Sterling edges higher, rate hike outlook remains in focus

·2 min read
FILE PHOTO: British pound coins are seen in this illustration

LONDON (Reuters) - Sterling strengthened against a slightly weaker dollar on Tuesday, with the outlook for UK interest rates in focus after a Bank of England official flagged a further increase.

BoE Deputy Governor Dave Ramsden told Reuters the bank will probably have to raise interest rates further from their current 14-year-high to tackle inflation pressures that are gaining a foothold in Britain's economy.

The central bank lifted rates by a large 50 basis points last week but warned of an incoming recession.

By 0918 GMT, sterling was up 0.4% versus a slightly weaker dollar to $1.2128.

Against the euro, the pound was largely steady at 84.45 pence.

The bank last week raised interest rates to 1.75% from 1.25%, the sixth hike since late 2021, and warned of a recession by the end of the year that could last until 2024.

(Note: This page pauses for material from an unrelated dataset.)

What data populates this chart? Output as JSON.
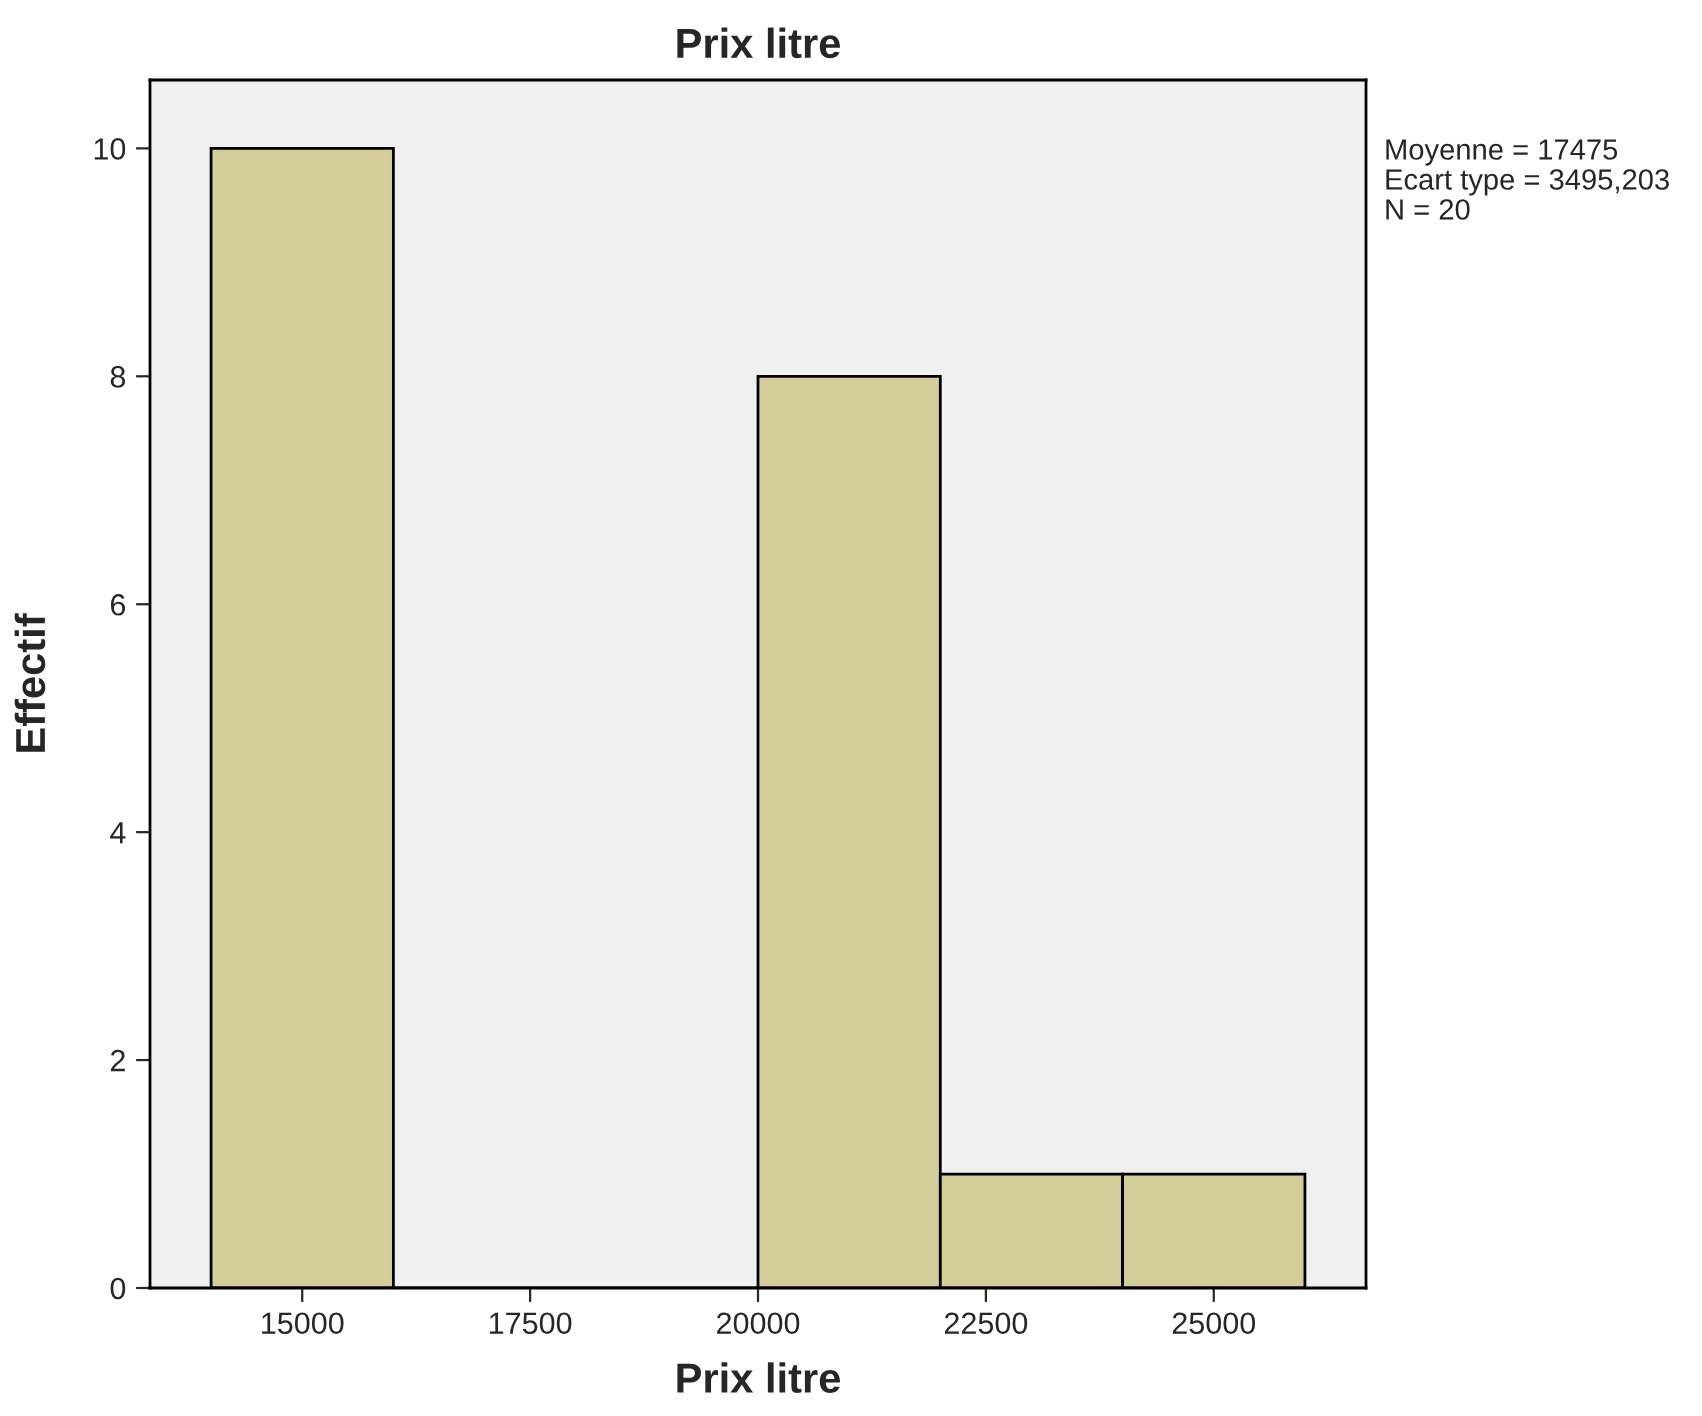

Against this murky backdrop, the race to succeed Boris Johnson as Britain's next Prime Minister is also providing an overhang of uncertainty for sterling.

"One of the big uncertainties hanging over GBP is what the new government’s new fiscal plans will be. Clearly there is likely to be significant fiscal loosening, but exactly what form that takes is up for debate," said Mizuho senior economist Colin Asher.

Taking into consideration technical factors and the prospect of a large fiscal boost in the autumn, the depth of the recession is likely to be much shallower than the BoE's main scenario suggests, said Asher, but he added the outlook is not good.

"If bills really are going to go up by as much as people are currently suggesting, there will be significant income support at the lower end of the scale," he said.

GDP figures on Friday will provide the next key reading on the state of Britain's economy. U.S. inflation data on Wednesday will also be watched closely in currency markets as investors assess whether another 75 bps rate hike from the Federal Reserve is likely in September.